While the CFPB has said it expects to release a proposal on payday lending in the first quarter of this year, a final rule might not come until 2017. “It will take a while for the CFPB to really digest payday and short-term loans,” given the likely volume of comments and the fact that new fintech entrants, including marketplace lenders, are looking to provide solutions to short-term liquidity, Poindexter said.
The CFPB hasn't specifically targeted marketplace lenders, although they could be wrapped into other rulemakings to define larger participants in markets for consumer installment loans and vehicle title loans, according to Ori Lev, partner at K&L Gates.
“Depending on how the CFPB defines the ‘consumer installment loan' market, its larger participant rule may sweep in only true lenders or also encompass other marketplace loan participants,” Lev said in a blog on the K&L Gates website.
Poindexter said she thinks the CFPB is closely studying marketplace lenders and other fintech products — which could result in a request for information so the agency can “understand some of those models a bit more,” she said.
In the payments space, the CFPB is more likely to rely on its enforcement authority than regulation and supervision, said Kevin Petrasic, a partner at White & Case said in an e-mail. Issues likely to attract CFPB scrutiny include industry practices deemed unfair, deceptive or abusive; concerns about improperly secured customer personal financial data; and payment providers that fail to ensure the safety and security of customer payments, Petrasic said.
The CFPB says it is gathering additional research for a rulemaking on debt collection activities, which are the single largest source of complaints to the federal government of any industry. Poindexter said a proposed rule might emerge in the latter part of this year.
The CFPB is also working to finalize a proposal published in December 2014 to amend certain aspects of the bureau's 2013 mortgage servicing rules.
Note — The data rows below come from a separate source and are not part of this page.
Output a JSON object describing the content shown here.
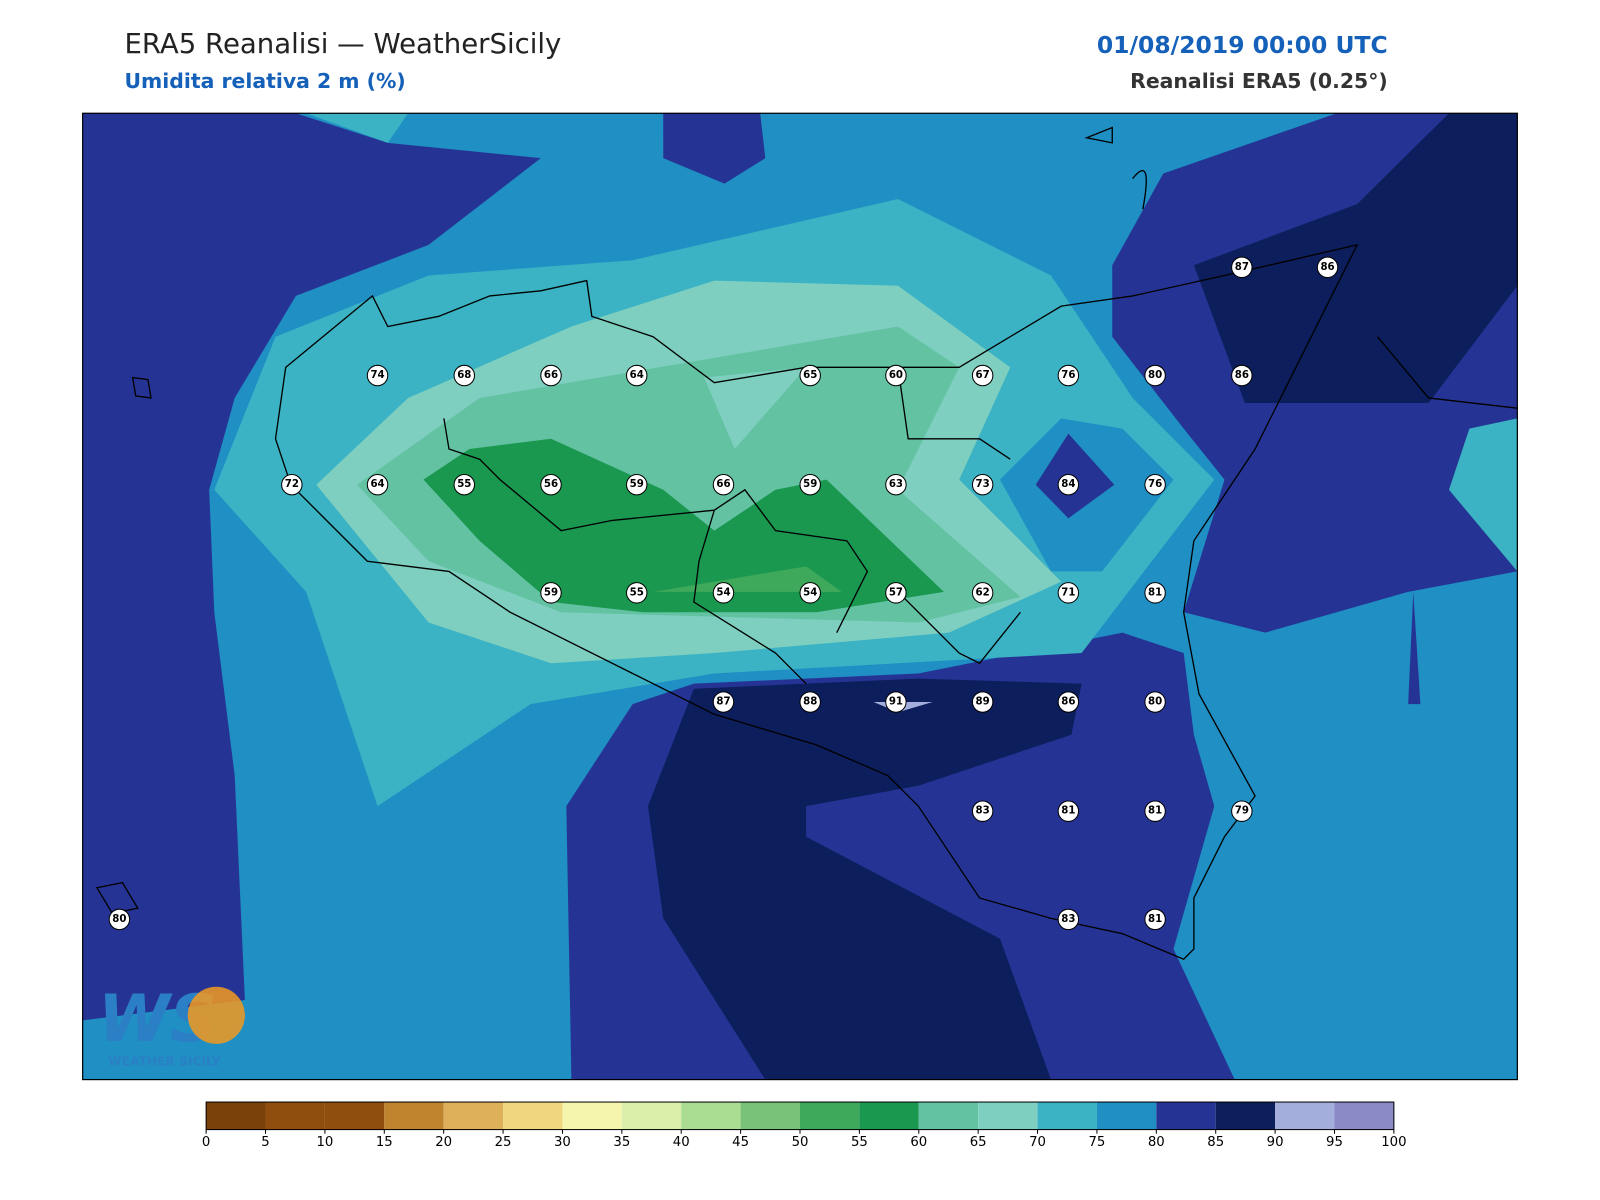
{
  "header": {
    "title": "ERA5 Reanalisi — WeatherSicily",
    "subtitle": "Umidita relativa 2 m (%)",
    "datetime": "01/08/2019 00:00 UTC",
    "source": "Reanalisi ERA5 (0.25°)"
  },
  "map": {
    "station_values": [
      87,
      86,
      74,
      68,
      66,
      64,
      65,
      60,
      67,
      76,
      80,
      86,
      72,
      64,
      55,
      56,
      59,
      66,
      59,
      63,
      73,
      84,
      76,
      59,
      55,
      54,
      54,
      57,
      62,
      71,
      81,
      87,
      88,
      91,
      89,
      86,
      80,
      83,
      81,
      81,
      79,
      80,
      83,
      81
    ]
  },
  "colorbar": {
    "ticks": [
      0,
      5,
      10,
      15,
      20,
      25,
      30,
      35,
      40,
      45,
      50,
      55,
      60,
      65,
      70,
      75,
      80,
      85,
      90,
      95,
      100
    ],
    "colors": [
      "#7b410b",
      "#8f4e0e",
      "#8f4e0e",
      "#c0832e",
      "#dfb05a",
      "#f0d77f",
      "#f6f5ae",
      "#d9efaa",
      "#aadc92",
      "#78c27a",
      "#3ea85b",
      "#1a9850",
      "#63c2a2",
      "#7ecfc0",
      "#3bb3c4",
      "#1f8fc4",
      "#253494",
      "#0c1e5b",
      "#a3aedc",
      "#8c8ac6"
    ]
  },
  "logo": {
    "mark": "WS",
    "text": "WEATHER SICILY"
  }
}
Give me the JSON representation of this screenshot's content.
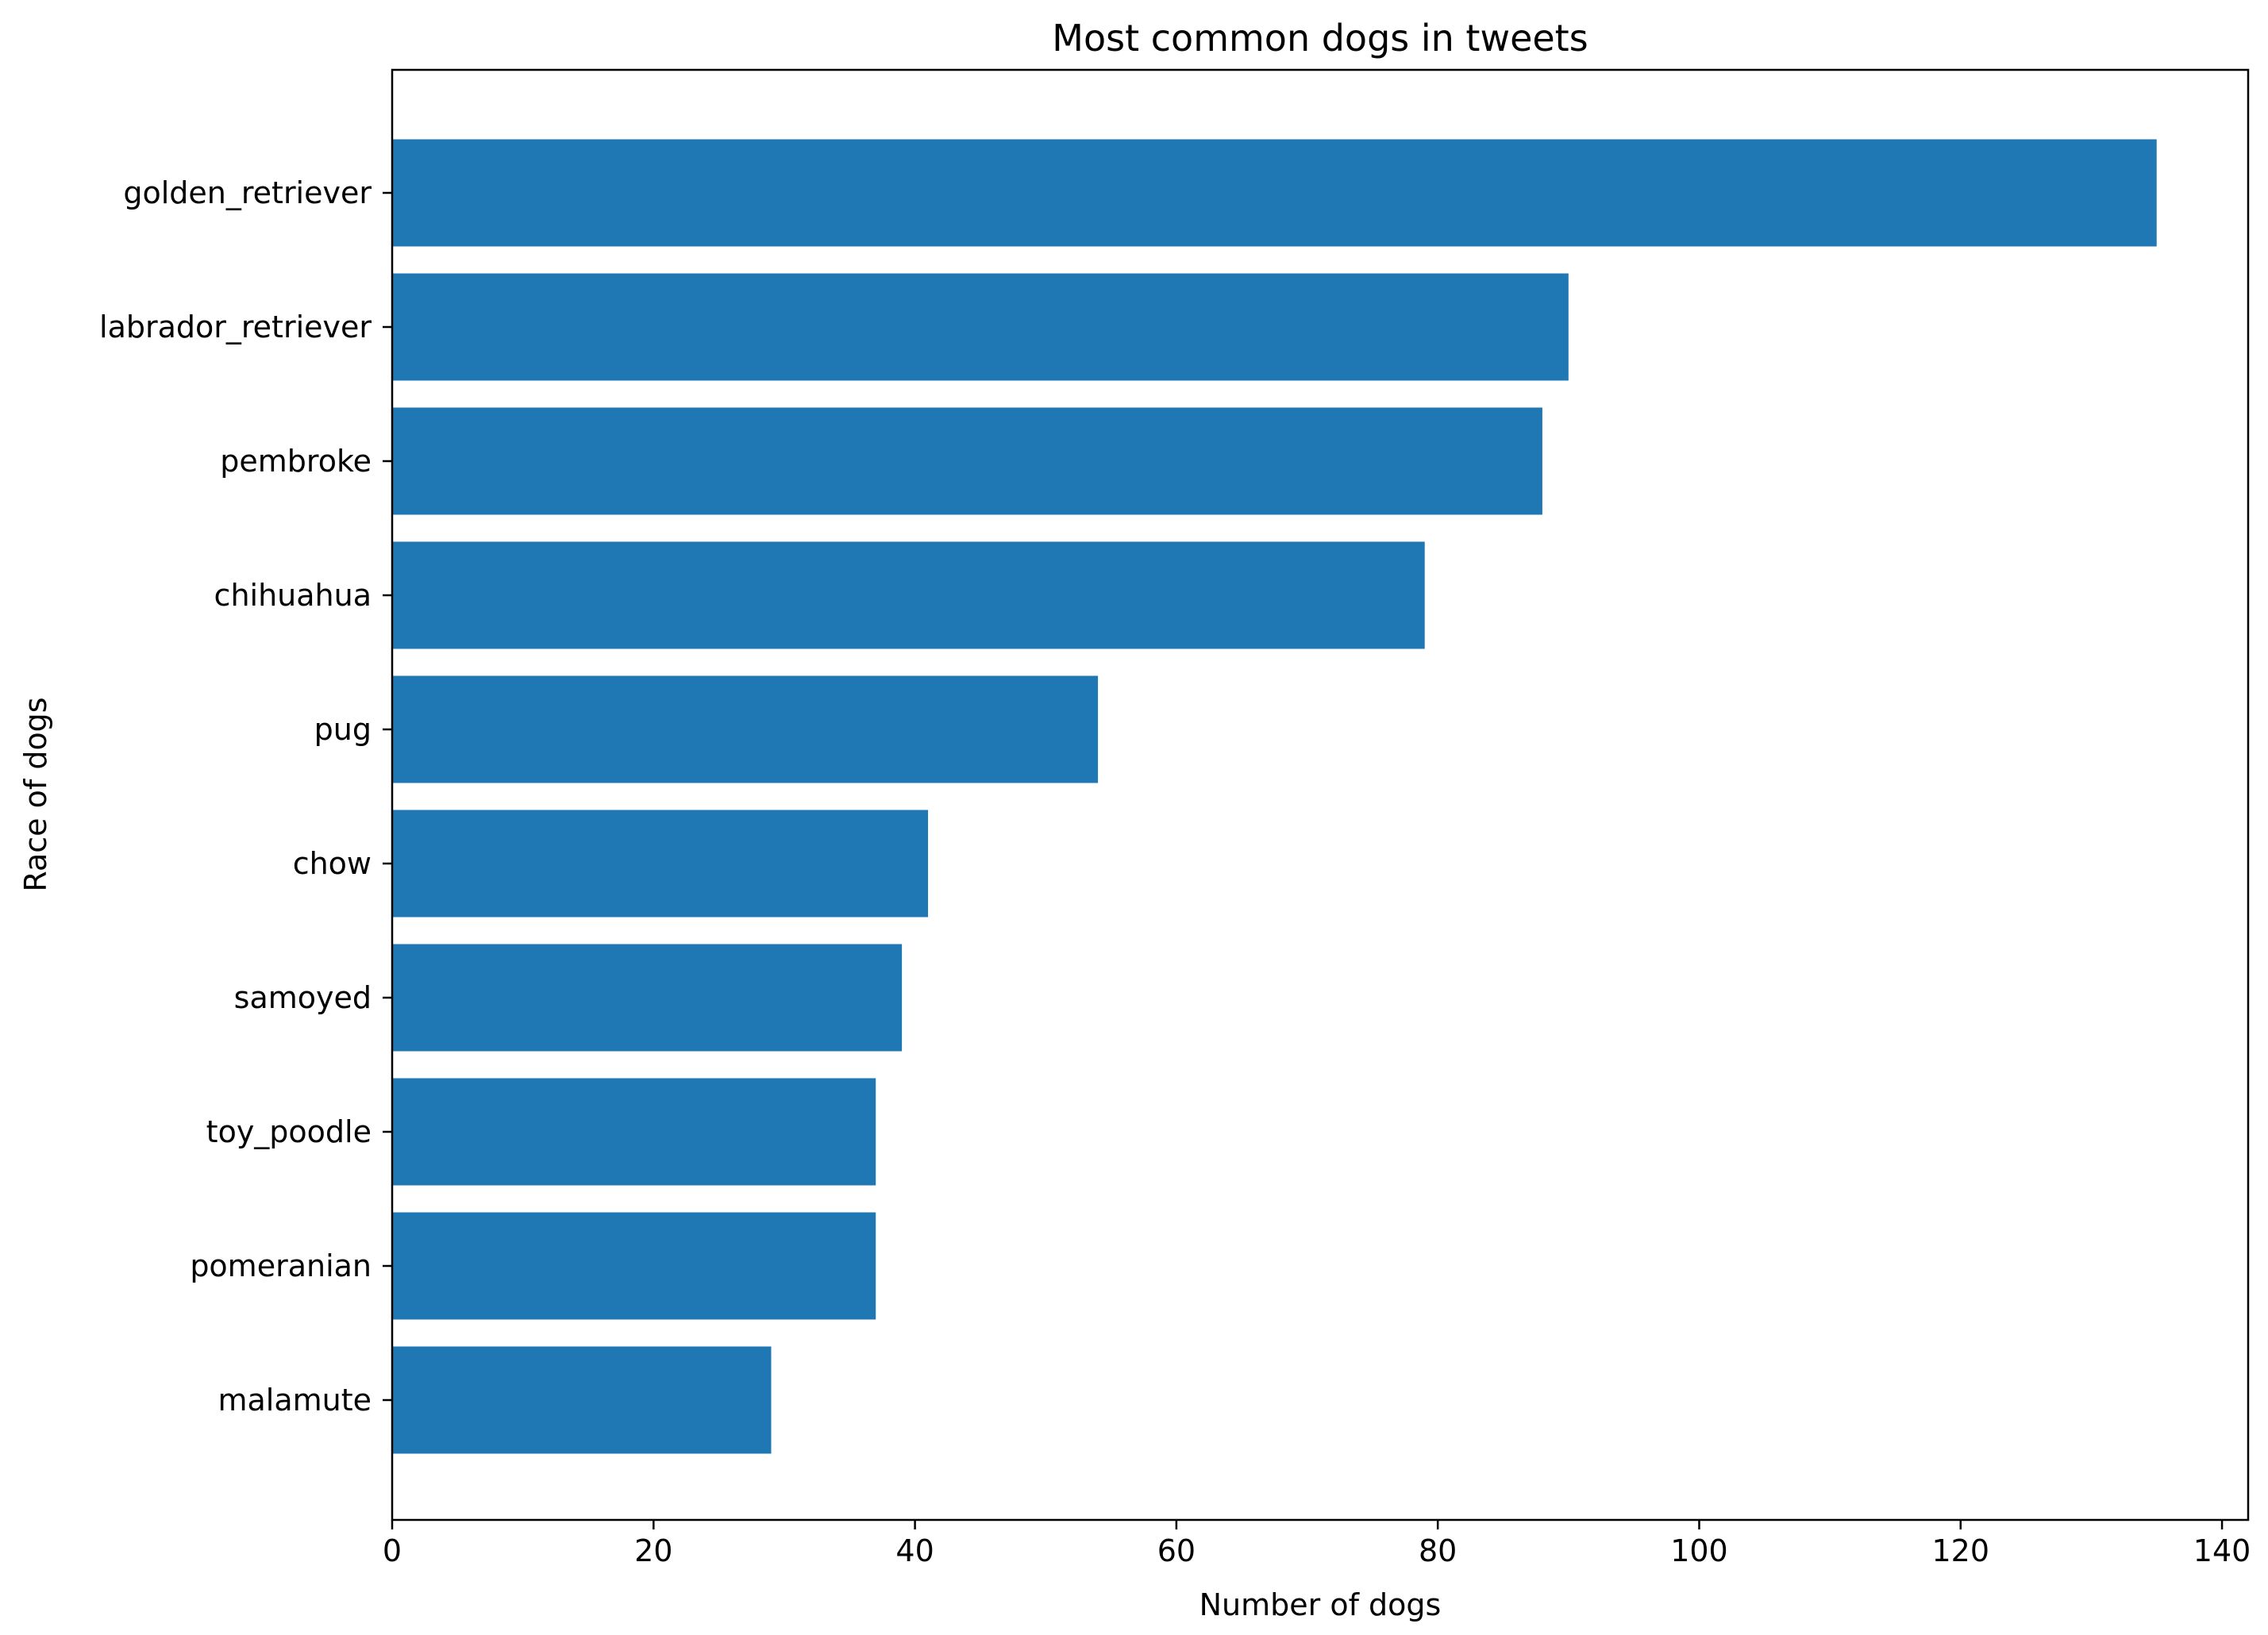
{
  "chart_data": {
    "type": "bar",
    "orientation": "horizontal",
    "title": "Most common dogs in tweets",
    "xlabel": "Number of dogs",
    "ylabel": "Race of dogs",
    "categories": [
      "golden_retriever",
      "labrador_retriever",
      "pembroke",
      "chihuahua",
      "pug",
      "chow",
      "samoyed",
      "toy_poodle",
      "pomeranian",
      "malamute"
    ],
    "values": [
      135,
      90,
      88,
      79,
      54,
      41,
      39,
      37,
      37,
      29
    ],
    "xlim": [
      0,
      142
    ],
    "xticks": [
      0,
      20,
      40,
      60,
      80,
      100,
      120,
      140
    ],
    "bar_color": "#1f77b4",
    "grid": false,
    "legend": "none"
  }
}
The proposal addressed, among other things, enhanced loss mitigation requirements and compliance with certain rules when the borrower is a potential or confirmed successor in interest or is in bankruptcy.
Further out on the horizon is CFPB action on mandatory arbitration. The bureau announced in October it is considering proposing rules that would ban consumer financial companies from using “free pass” arbitration clauses to block consumers from suing in groups to obtain relief. The announcement came seven months after the agency issued a study that found arbitration clauses in agreements with the financial services industry are little understood by consumers and can restrict their ability to seek redress through class-action settlements when disputes emerge.
Republican lawmakers, who oppose efforts to limit such arbitration clauses, are likely to hold hearings on the proposal, Jared Sawyer, a staff member on the House Financial Services Committee's Financial Institutions and Consumer Credit Subcommittee, said during a panel discussion Jan. 9 at an American Bar Association's Banking Law Committee meeting in Washington.
The CFPB finalized a rule in June that extends its oversight of the auto financing market to more than 30 of the largest nonbank finance companies and their affiliated companies. The final rule means that the CFPB, for the first time, will be supervising large auto finance firms that aren't banks for compliance with consumer protection laws such as the Equal Credit Opportunity Act, the Truth in Lending Act, the Consumer Leasing Act, and the Dodd-Frank Act's Unfair, Deceptive or Abusive Acts or Practices prohibition.
White & Case's Cuaresma said that now that the CFPB has supervisory authority over larger entities in the auto financing space, the bureau may “step up its supervision over some larger auto companies that provide loans and leases through dealer franchise arrangements.”